Beilein preaches patience. He’s a veteran of basketball rebuilds.
It took him three years to get things rolling at West Virginia, and essentially five to turn Michigan from the NIT-friendly program he inherited into a perennial winner of NCAA tournament games.
And when Beilein joined the Big Ten, the league was full of rebuilds and collapses-in-progress, he said. Iowa was in the Todd Lickliter era. Minnesota just fired Dan Monson. Indiana would fire Kelvin Sampson during Beilein’s first year. Illinois was on the back nine of the Bruce Weber era, which meant the Illini had roughly one-fourth the talent they enjoyed on the front nine of his tenure.
The Big Ten is a beast in 2021. Penn State, with an interim coach, is in flux while Nebraska rebuilds and Minnesota has collapsed. Indiana might be ripe to start over — maybe — but, otherwise, that’s it.

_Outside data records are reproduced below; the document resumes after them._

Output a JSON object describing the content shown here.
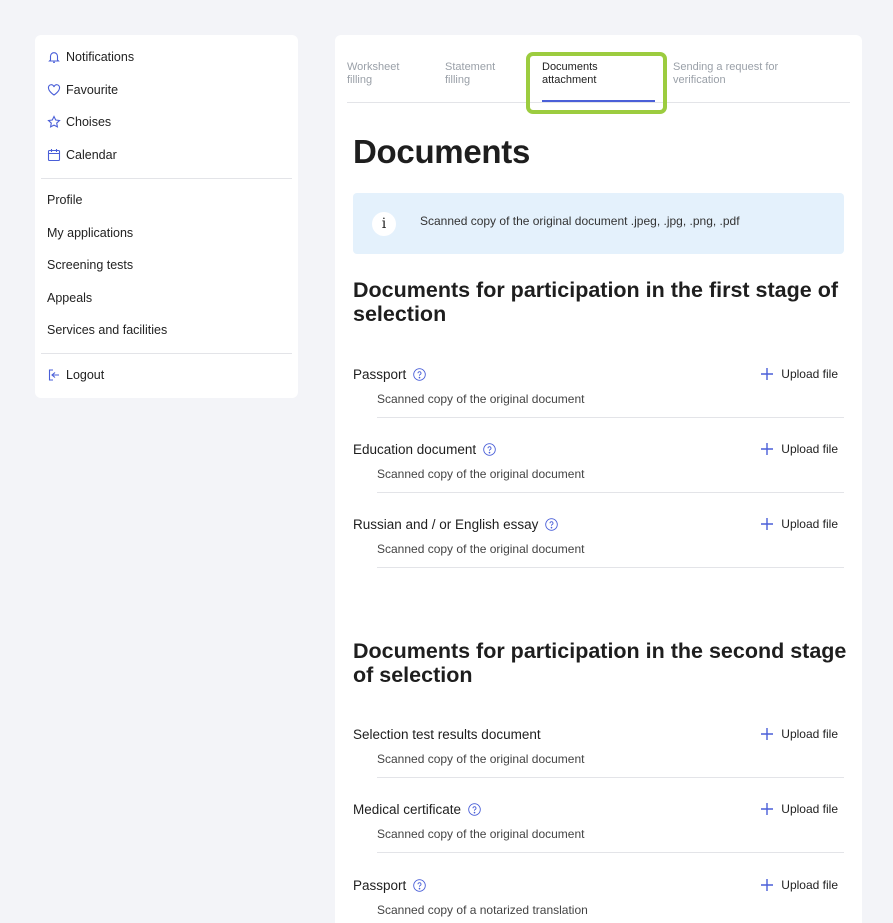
{
  "sidebar": {
    "group1": [
      {
        "label": "Notifications",
        "icon": "bell-icon"
      },
      {
        "label": "Favourite",
        "icon": "heart-icon"
      },
      {
        "label": "Choises",
        "icon": "star-icon"
      },
      {
        "label": "Calendar",
        "icon": "calendar-icon"
      }
    ],
    "group2": [
      {
        "label": "Profile"
      },
      {
        "label": "My applications"
      },
      {
        "label": "Screening tests"
      },
      {
        "label": "Appeals"
      },
      {
        "label": "Services and facilities"
      }
    ],
    "logout": {
      "label": "Logout",
      "icon": "logout-icon"
    }
  },
  "tabs": [
    {
      "label": "Worksheet\nfilling",
      "active": false
    },
    {
      "label": "Statement\nfilling",
      "active": false
    },
    {
      "label": "Documents\nattachment",
      "active": true
    },
    {
      "label": "Sending a request for\nverification",
      "active": false
    }
  ],
  "page": {
    "title": "Documents",
    "info": "Scanned copy of the original document .jpeg, .jpg, .png, .pdf",
    "upload_label": "Upload file"
  },
  "sections": [
    {
      "title": "Documents for participation in the first stage of selection",
      "docs": [
        {
          "name": "Passport",
          "desc": "Scanned copy of the original document",
          "help": true
        },
        {
          "name": "Education document",
          "desc": "Scanned copy of the original document",
          "help": true
        },
        {
          "name": "Russian and / or English essay",
          "desc": "Scanned copy of the original document",
          "help": true
        }
      ]
    },
    {
      "title": "Documents for participation in the second stage of selection",
      "docs": [
        {
          "name": "Selection test results document",
          "desc": "Scanned copy of the original document",
          "help": false
        },
        {
          "name": "Medical certificate",
          "desc": "Scanned copy of the original document",
          "help": true
        },
        {
          "name": "Passport",
          "desc": "Scanned copy of a notarized translation",
          "help": true
        }
      ]
    }
  ],
  "colors": {
    "accent": "#4a5fd8",
    "highlight": "#9ccc3f",
    "info_bg": "#e4f1fc",
    "page_bg": "#f3f4f8"
  }
}
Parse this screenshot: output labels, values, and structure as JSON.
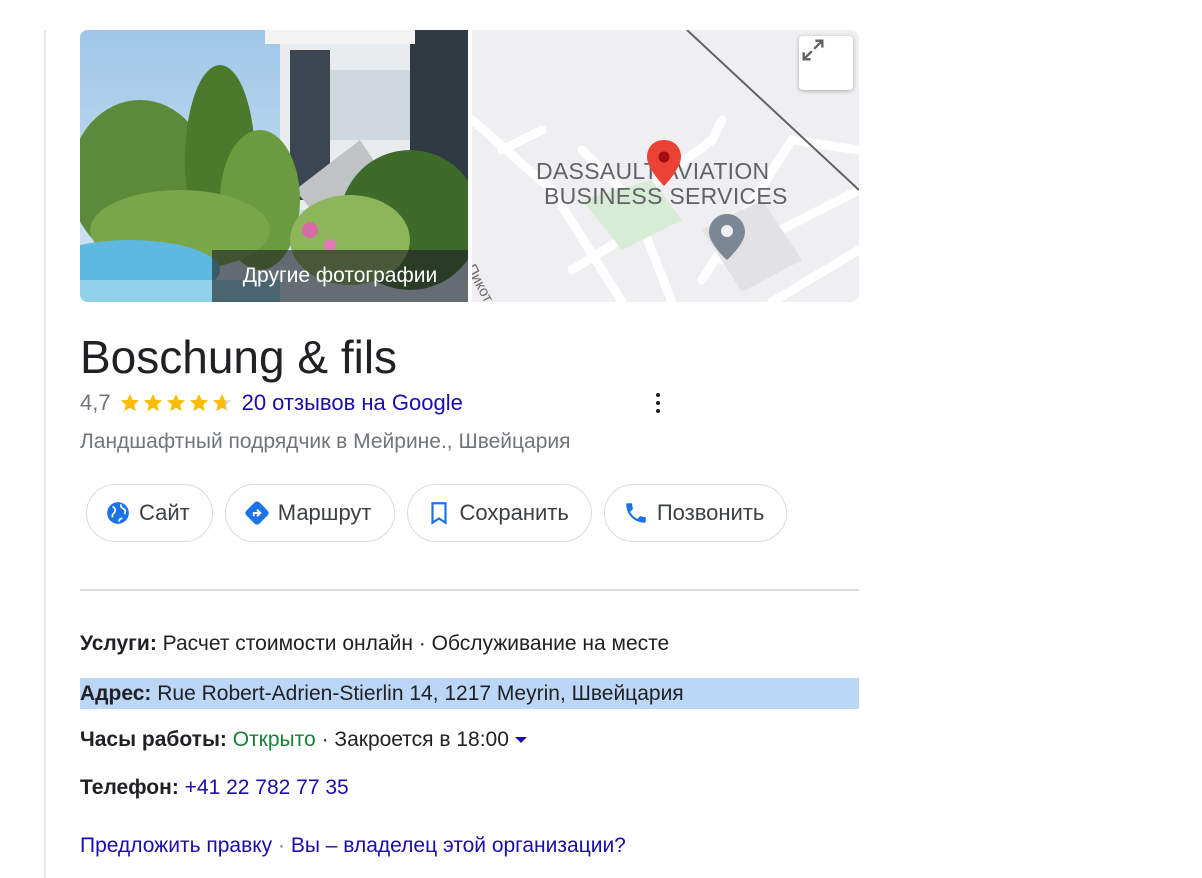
{
  "photo": {
    "label": "Другие фотографии"
  },
  "map": {
    "label_line1": "DASSAULT AVIATION",
    "label_line2": "BUSINESS SERVICES",
    "street": "ул. Пикот",
    "pin_color": "#ea4335"
  },
  "business": {
    "name": "Boschung & fils",
    "rating": "4,7",
    "stars_value": 4.7,
    "reviews": "20 отзывов на Google",
    "category": "Ландшафтный подрядчик в Мейрине., Швейцария"
  },
  "actions": {
    "site": "Сайт",
    "route": "Маршрут",
    "save": "Сохранить",
    "call": "Позвонить"
  },
  "details": {
    "services_label": "Услуги:",
    "services_value": "Расчет стоимости онлайн · Обслуживание на месте",
    "address_label": "Адрес:",
    "address_value": "Rue Robert-Adrien-Stierlin 14, 1217 Meyrin, Швейцария",
    "hours_label": "Часы работы:",
    "hours_open": "Открыто",
    "hours_close": "· Закроется в 18:00",
    "phone_label": "Телефон:",
    "phone_value": "+41 22 782 77 35"
  },
  "footer": {
    "suggest": "Предложить правку",
    "sep": "·",
    "owner": "Вы – владелец этой организации?"
  },
  "colors": {
    "link": "#1a0dab",
    "open": "#188038",
    "star": "#fbbc04",
    "highlight": "#bcd6f7",
    "icon_blue": "#1a73e8"
  }
}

The league is full of established, up-and-running programs and, in the case of Michigan, an elite basketball mind in Juwan Howard, who’s taking the strong program Beilein left him to another level.
“So it’s as deep as it’s ever been, which means it’s as good as it’s ever been, if not better,” Beilein said. “For Fred to be rebuilding Nebraska, this is the worst moment ever to enter the league.”